Why is this Java method call considered ambiguous?
Your question is very similar to this one.
The short answer is:
Overloaded::genuinelyAmbiguous;
Overloaded::notAmbiguous;
Overloaded::strangelyAmbiguous;
all these method references are inexact (they have multiple overloads). Consequently, according to the JLS §15.12.2.2., they are skipped from the applicability check during overload resolution, which results in ambiguity.
In this case, you need to specify the type explicitly, for example:
load((Processor) Overloaded::genuinelyAmbiguous);
load(( Supplier) Overloaded::strangelyAmbiguous);
Method references and overloading, just... don't. Theoretically, you are more than correct - this should be fairly easy for a compiler to deduce, but let's not confuse humans and compilers.
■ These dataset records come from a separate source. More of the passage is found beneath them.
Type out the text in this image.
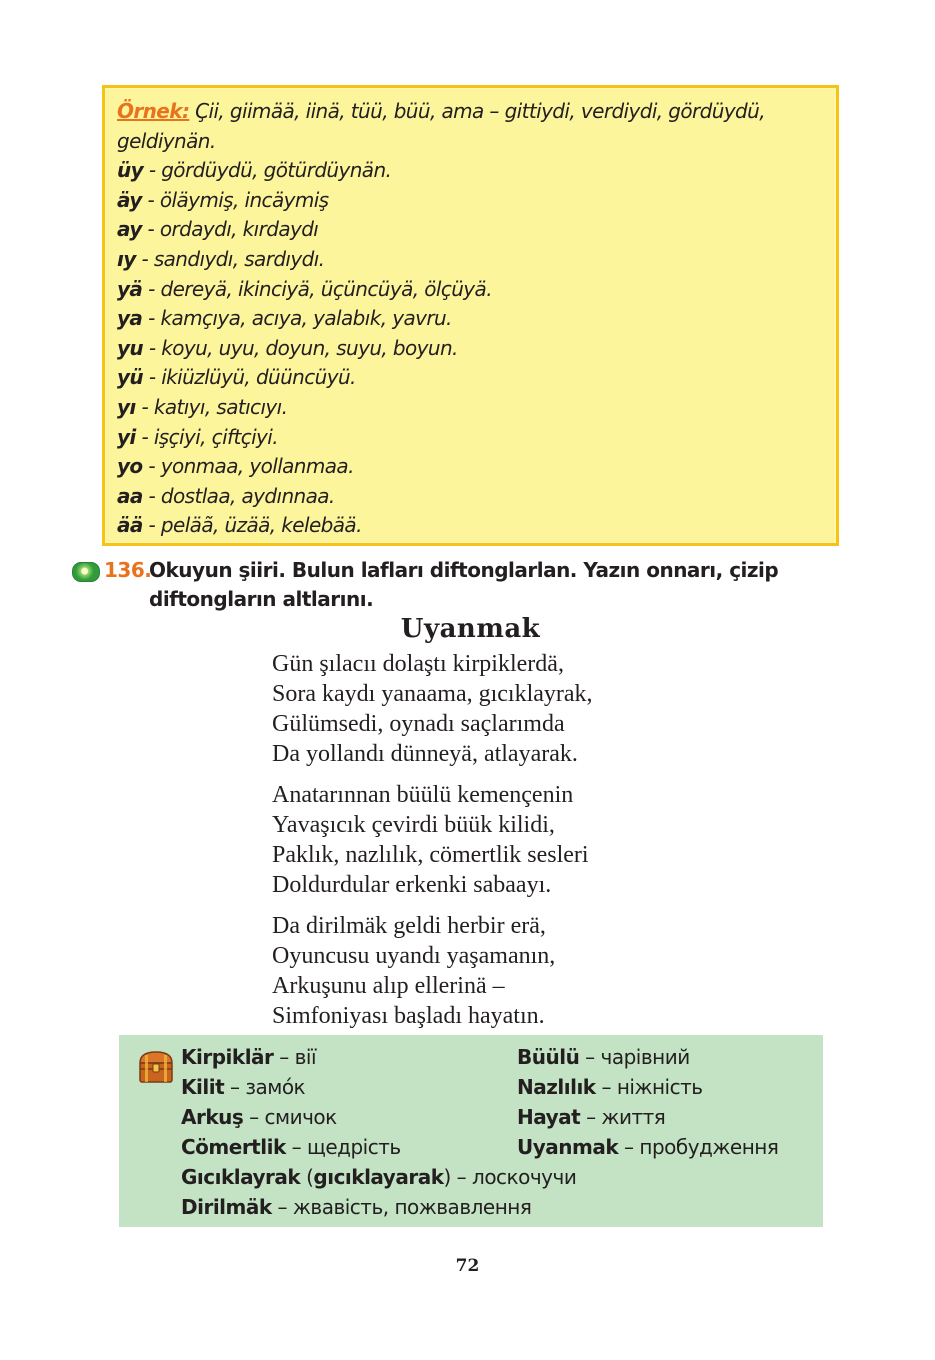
Örnek: Çii, giimää, iinä, tüü, büü, ama – gittiydi, verdiydi, gördüydü, geldiynän.
üy - gördüydü, götürdüynän.
äy - öläymiş, incäymiş
ay - ordaydı, kırdaydı
ıy - sandıydı, sardıydı.
yä - dereyä, ikinciyä, üçüncüyä, ölçüyä.
ya - kamçıya, acıya, yalabık, yavru.
yu - koyu, uyu, doyun, suyu, boyun.
yü - ikiüzlüyü, düüncüyü.
yı - katıyı, satıcıyı.
yi - işçiyi, çiftçiyi.
yo - yonmaa, yollanmaa.
aa - dostlaa, aydınnaa.
ää - peläã, üzää, kelebää.
136.
Okuyun şiiri. Bulun lafları diftonglarlan. Yazın onnarı, çizip diftongların altlarını.
Uyanmak
Gün şılacıı dolaştı kirpiklerdä,
Sora kaydı yanaama, gıcıklayrak,
Gülümsedi, oynadı saçlarımda
Da yollandı dünneyä, atlayarak.
Anatarınnan büülü kemençenin
Yavaşıcık çevirdi büük kilidi,
Paklık, nazlılık, cömertlik sesleri
Doldurdular erkenki sabaayı.
Da dirilmäk geldi herbir erä,
Oyuncusu uyandı yaşamanın,
Arkuşunu alıp ellerinä –
Simfoniyası başladı hayatın.
Kirpiklär – вії
Kilit – замóк
Arkuş – смичок
Cömertlik – щедрість
Büülü – чарівний
Nazlılık – ніжність
Hayat – життя
Uyanmak – пробудження
Gıcıklayrak (gıcıklayarak) – лоскочучи
Dirilmäk – жвавість, пожвавлення
72
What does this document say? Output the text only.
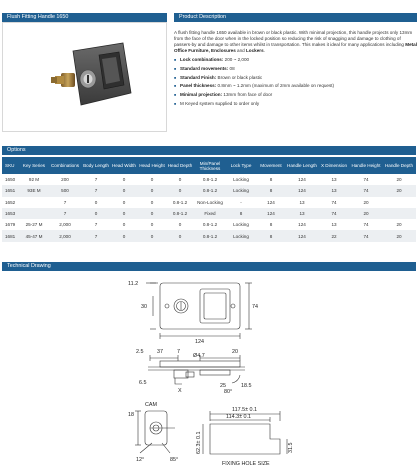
Flush Fitting Handle 1650	Product Description

A flush fitting handle 1650 available in brown or black plastic. With minimal projection, this handle projects only 13mm from the face of the door when in the locked position so reducing the risk of snagging and damage to clothing of passers-by and damage to other items whilst in transportation. This makes it ideal for many applications including Metal Office Furniture, Enclosures and Lockers.

■ Lock combinations: 200 ~ 2,000
■ Standard movements: 08
■ Standard Finish: Brown or black plastic
■ Panel thickness: 0.8mm ~ 1.2mm (maximum of 2mm available on request)
■ Minimal projection: 13mm from face of door
■ M Keyed system supplied to order only
Options
SKU	Key Series	Combinations	Body Length	Head Width	Head Height	Head Depth	Min/Panel Thickness	Lock Type	Movement	Handle Length	X Dimension	Handle Height	Handle Depth
1650	92 M	200	7	0	0	0	0.8-1.2	Locking	8	124	13	74	20
1651	93E M	500	7	0	0	0	0.8-1.2	Locking	8	124	13	74	20
1652		7	0	0	0	0.8-1.2	Non-Locking	-	124	13	74	20	
1653		7	0	0	0	0.8-1.2	Fixed	8	124	13	74	20	
1679	25-27 M	2,000	7	0	0	0	0.8-1.2	Locking	8	124	13	74	20
1681	45-47 M	2,000	7	0	0	0	0.8-1.2	Locking	8	124	22	74	20
Technical Drawing
11.2
30	74
124
2.5	37	7	20
Ø4.7
X
6.5	25	18.5
80°
CAM
18
12°	85°
117.5± 0.1
114.3± 0.1
62.3± 0.1	31.5
FIXING HOLE SIZE
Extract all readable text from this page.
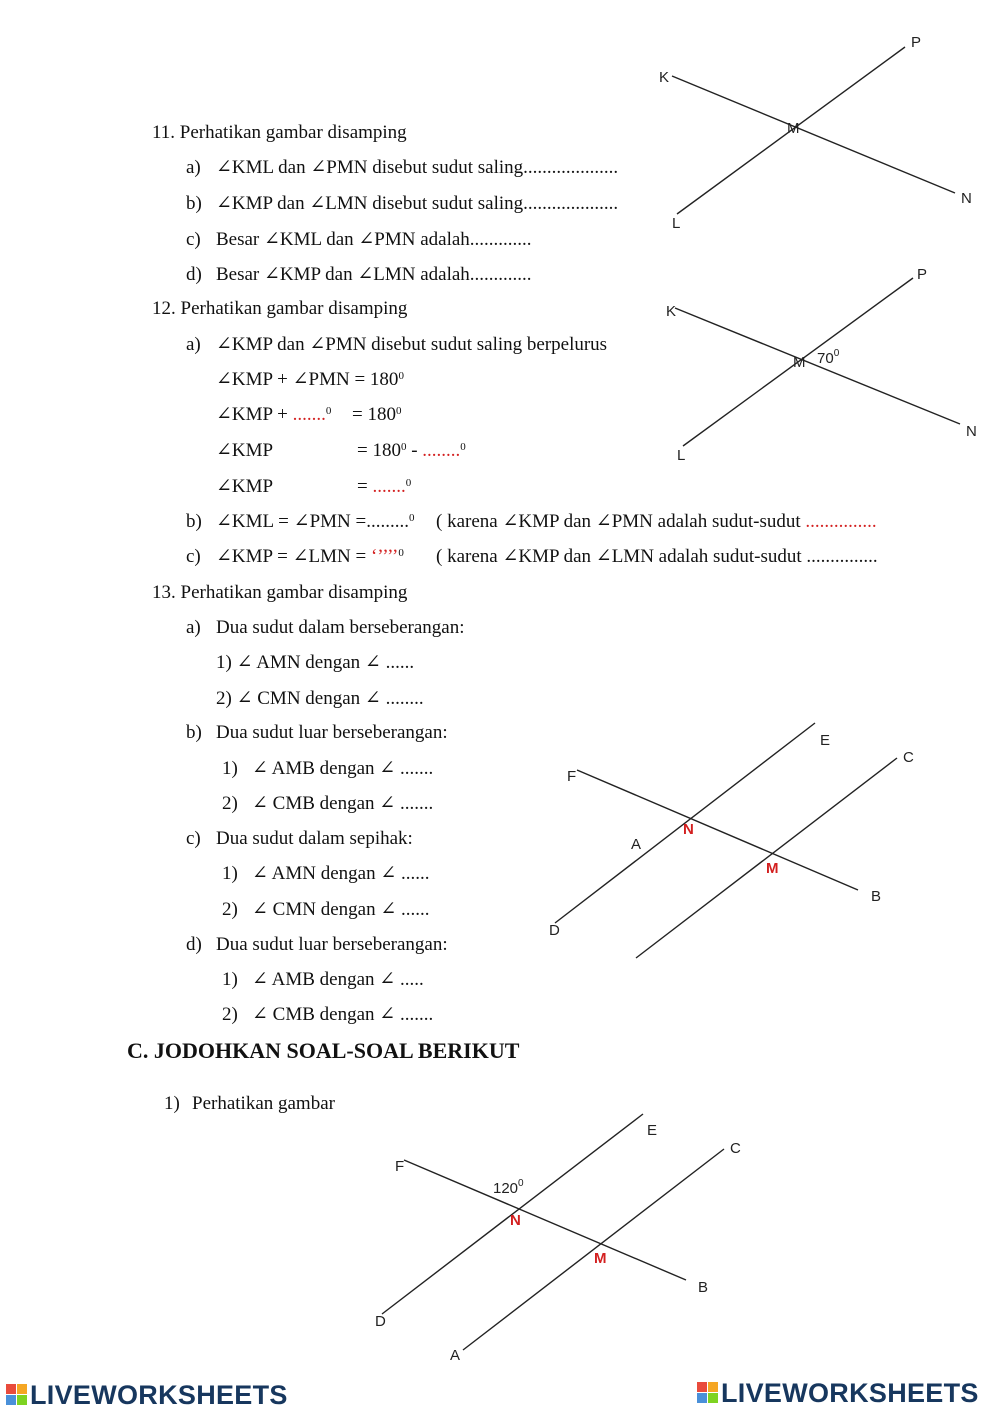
11. Perhatikan gambar disamping
a) ∠KML dan ∠PMN disebut sudut saling....................
b) ∠KMP dan ∠LMN disebut sudut saling....................
c) Besar ∠KML dan ∠PMN adalah.............
d) Besar ∠KMP dan ∠LMN adalah.............
12. Perhatikan gambar disamping
a) ∠KMP dan ∠PMN disebut sudut saling berpelurus
∠KMP + ∠PMN = $180^0$
∠KMP + $.......^0 = 180^0$
∠KMP	= $180^0 - ........^0$
∠KMP	= .......$^0$
b) ∠KML = ∠PMN =.........$^0$ ( karena ∠KMP dan ∠PMN adalah sudut-sudut ...............
c) ∠KMP = ∠LMN = ‘’’’’$^0$ ( karena ∠KMP dan ∠LMN adalah sudut-sudut ...............
13. Perhatikan gambar disamping
a) Dua sudut dalam berseberangan:
1) ∠ AMN dengan ∠ ......
2) ∠ CMN dengan ∠ ........
b) Dua sudut luar berseberangan:
1) ∠ AMB dengan ∠ .......
2) ∠ CMB dengan ∠ .......
c) Dua sudut dalam sepihak:
1) ∠ AMN dengan ∠ ......
2) ∠ CMN dengan ∠ ......
d) Dua sudut luar berseberangan:
1) ∠ AMB dengan ∠ .....
2) ∠ CMB dengan ∠ .......
C. JODOHKAN SOAL-SOAL BERIKUT
1) Perhatikan gambar
P
K
M
N
L
P
K
M $70^0$
N
L
E
C
F
A
N
M
B
D
E
C
F
$120^0$
N
M
B
D
A
LIVEWORKSHEETS	LIVEWORKSHEETS
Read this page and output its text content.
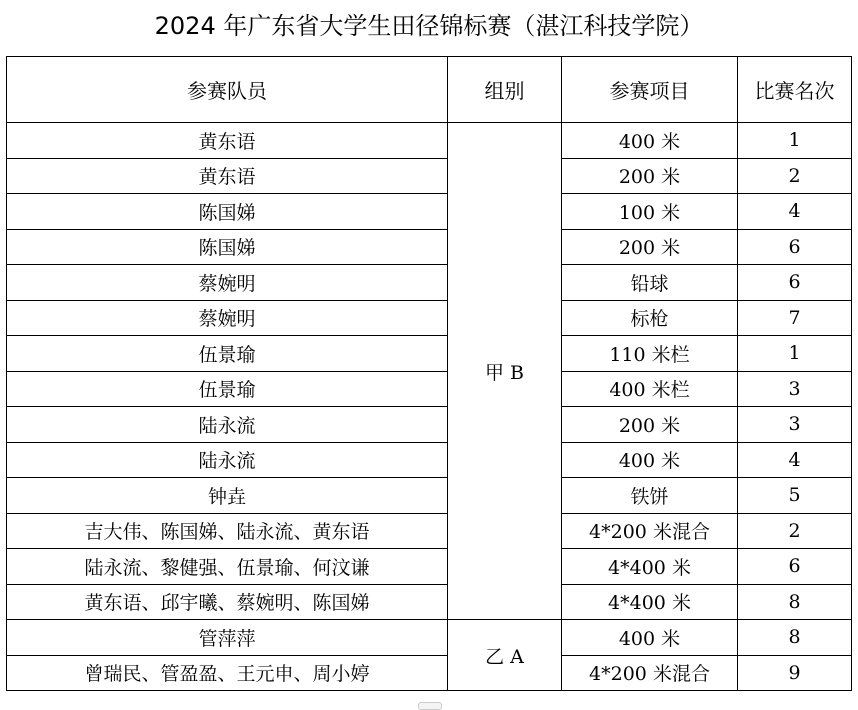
2024 年广东省大学生田径锦标赛（湛江科技学院）
参赛队员	组别	参赛项目	比赛名次
黄东语	甲 B	400 米	1
黄东语		200 米	2
陈国娣		100 米	4
陈国娣		200 米	6
蔡婉明		铅球	6
蔡婉明		标枪	7
伍景瑜		110 米栏	1
伍景瑜		400 米栏	3
陆永流		200 米	3
陆永流		400 米	4
钟垚		铁饼	5
吉大伟、陈国娣、陆永流、黄东语		4*200 米混合	2
陆永流、黎健强、伍景瑜、何汶谦		4*400 米	6
黄东语、邱宇曦、蔡婉明、陈国娣		4*400 米	8
管萍萍	乙 A	400 米	8
曾瑞民、管盈盈、王元申、周小婷		4*200 米混合	9
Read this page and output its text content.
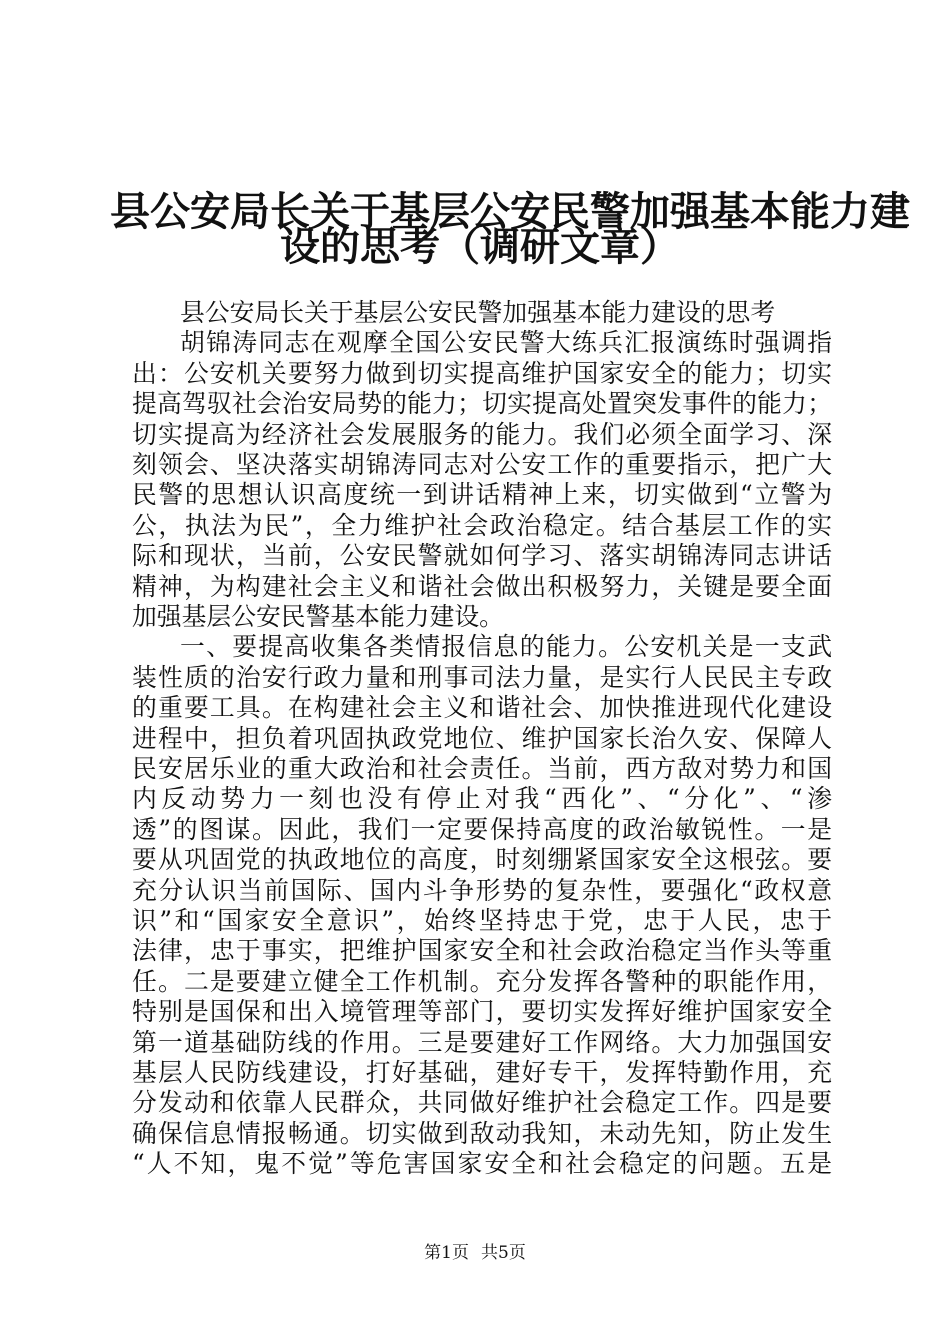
县公安局长关于基层公安民警加强基本能力建
设的思考（调研文章）
县公安局长关于基层公安民警加强基本能力建设的思考
胡锦涛同志在观摩全国公安民警大练兵汇报演练时强调指
出：公安机关要努力做到切实提高维护国家安全的能力；切实
提高驾驭社会治安局势的能力；切实提高处置突发事件的能力；
切实提高为经济社会发展服务的能力。我们必须全面学习、深
刻领会、坚决落实胡锦涛同志对公安工作的重要指示，把广大
民警的思想认识高度统一到讲话精神上来，切实做到“立警为
公，执法为民”，全力维护社会政治稳定。结合基层工作的实
际和现状，当前，公安民警就如何学习、落实胡锦涛同志讲话
精神，为构建社会主义和谐社会做出积极努力，关键是要全面
加强基层公安民警基本能力建设。
一、要提高收集各类情报信息的能力。公安机关是一支武
装性质的治安行政力量和刑事司法力量，是实行人民民主专政
的重要工具。在构建社会主义和谐社会、加快推进现代化建设
进程中，担负着巩固执政党地位、维护国家长治久安、保障人
民安居乐业的重大政治和社会责任。当前，西方敌对势力和国
内反动势力一刻也没有停止对我“西化”、“分化”、“渗
透”的图谋。因此，我们一定要保持高度的政治敏锐性。一是
要从巩固党的执政地位的高度，时刻绷紧国家安全这根弦。要
充分认识当前国际、国内斗争形势的复杂性，要强化“政权意
识”和“国家安全意识”，始终坚持忠于党，忠于人民，忠于
法律，忠于事实，把维护国家安全和社会政治稳定当作头等重
任。二是要建立健全工作机制。充分发挥各警种的职能作用，
特别是国保和出入境管理等部门，要切实发挥好维护国家安全
第一道基础防线的作用。三是要建好工作网络。大力加强国安
基层人民防线建设，打好基础，建好专干，发挥特勤作用，充
分发动和依靠人民群众，共同做好维护社会稳定工作。四是要
确保信息情报畅通。切实做到敌动我知，未动先知，防止发生
“人不知，鬼不觉”等危害国家安全和社会稳定的问题。五是
第1页 共5页
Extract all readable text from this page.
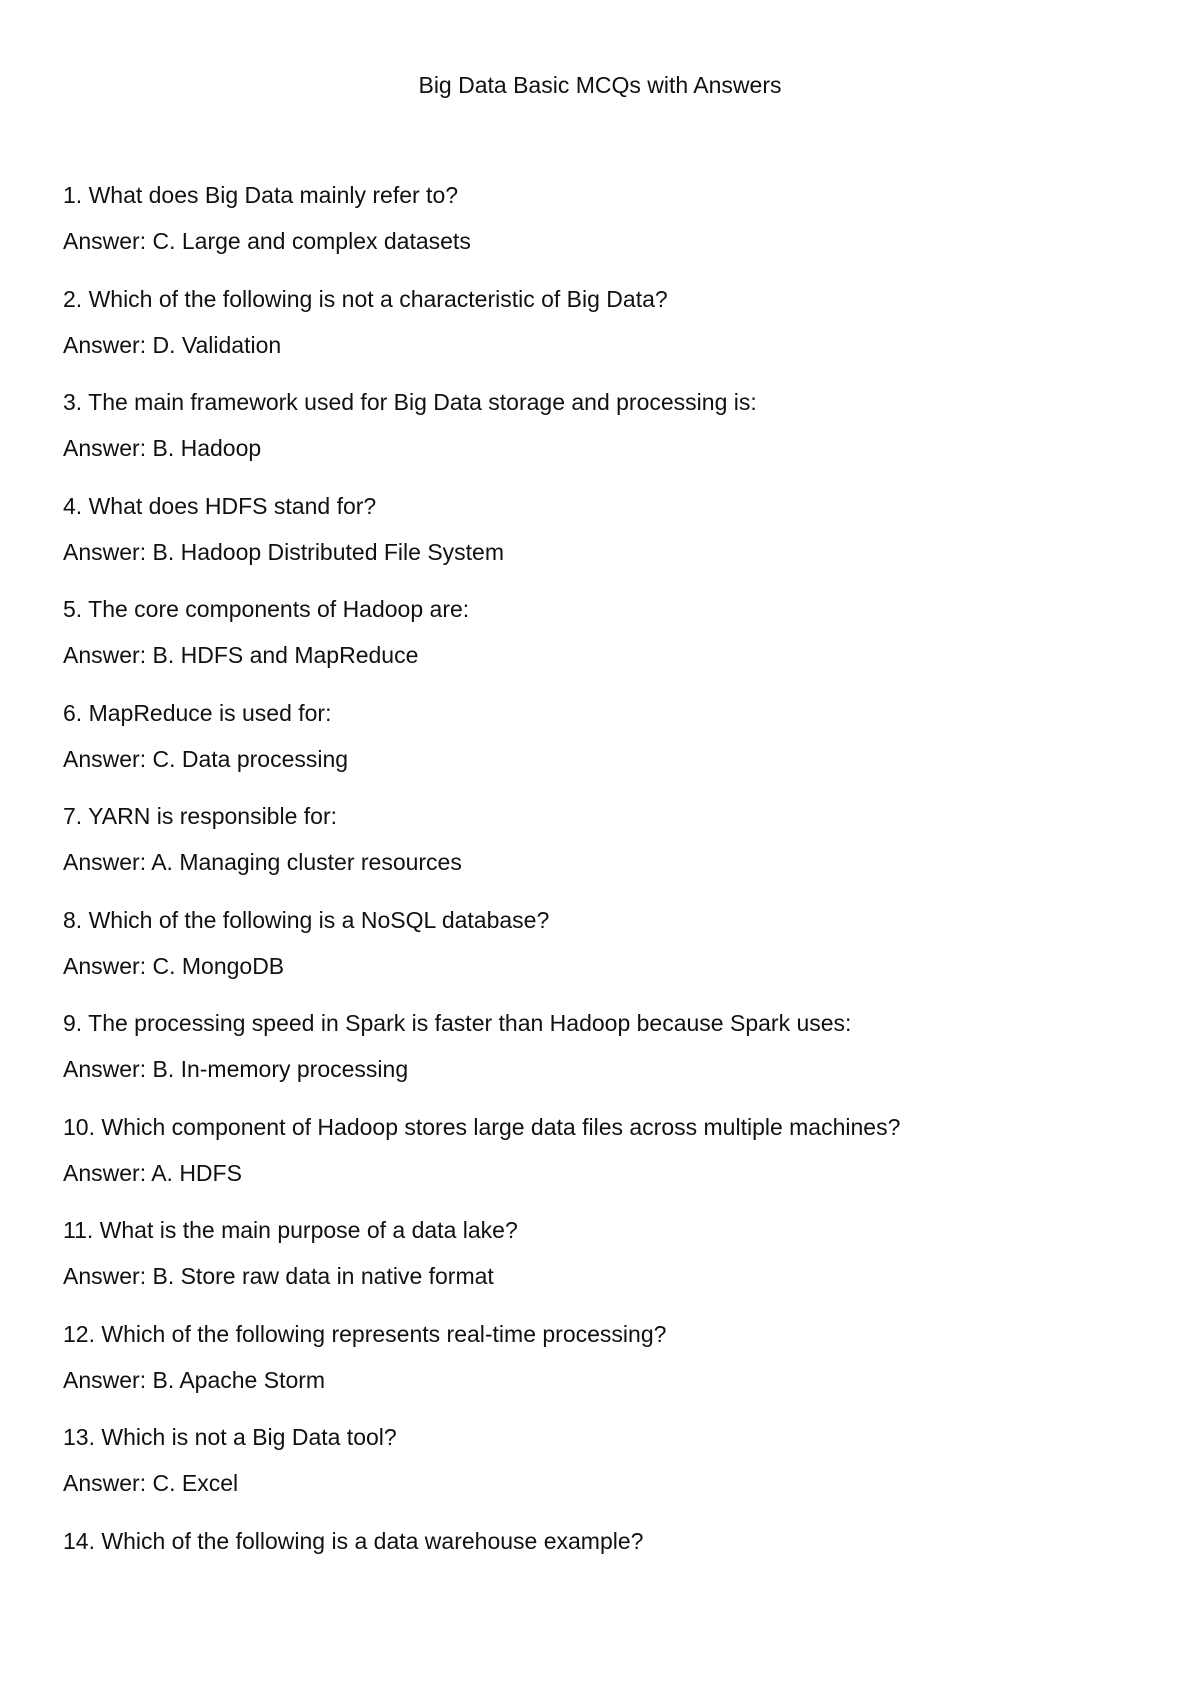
Big Data Basic MCQs with Answers

1. What does Big Data mainly refer to?

Answer: C. Large and complex datasets

2. Which of the following is not a characteristic of Big Data?

Answer: D. Validation

3. The main framework used for Big Data storage and processing is:

Answer: B. Hadoop

4. What does HDFS stand for?

Answer: B. Hadoop Distributed File System

5. The core components of Hadoop are:

Answer: B. HDFS and MapReduce

6. MapReduce is used for:

Answer: C. Data processing

7. YARN is responsible for:

Answer: A. Managing cluster resources

8. Which of the following is a NoSQL database?

Answer: C. MongoDB

9. The processing speed in Spark is faster than Hadoop because Spark uses:

Answer: B. In-memory processing

10. Which component of Hadoop stores large data files across multiple machines?

Answer: A. HDFS

11. What is the main purpose of a data lake?

Answer: B. Store raw data in native format

12. Which of the following represents real-time processing?

Answer: B. Apache Storm

13. Which is not a Big Data tool?

Answer: C. Excel

14. Which of the following is a data warehouse example?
The compiler sees a call to load
and says : "hey, I need to call that method. Cool, can I? Well there are 2 of them. Sure, let's match the argument". Well the argument is a method reference to an overloaded method. So the compiler is getting really confused here, it basically says that : "if I could tell which method reference you are pointing to, I could call load
, but, if I could tell which load
method you want to call, I could infer the correct strangelyAmbiguous
", thus it just goes in circles, chasing it's tale. This made up decision in a compilers "mind" is the simplest way I could think to explain it. This brings a golden bad practice - method overloading and method references are a bad idea.
But, you might say - ARITY! The number of arguments is the very first thing a compiler does (probably) when deciding if this is an overload or not, exactly your point about:
Processor p = Overloaded::strangelyAmbiguous;
And for this simple case, the compiler could indeed infer the correct methods, I mean we, humans can, should be a no brainer for a compiler. The problem here is that this is a simple case with just 2 methods, what about 100*100 choices? The designers had to either allow something (let' say up to 5*5 and allow resolution like this) or ban that entirely - I guess you know the path they took. It should be obvious why this would work if you would have used a lambda - arity is right there, explicit.
About the error message, this would not be anything new, if you play enough with lambdas and method references, you will start to hate the error message : "a non static method cannot be referenced from a static context", when there is literally nothing to do with that. IIRC these error messages have improved from java-8 and up, you never know if this error message would improve also in java-15, let's say.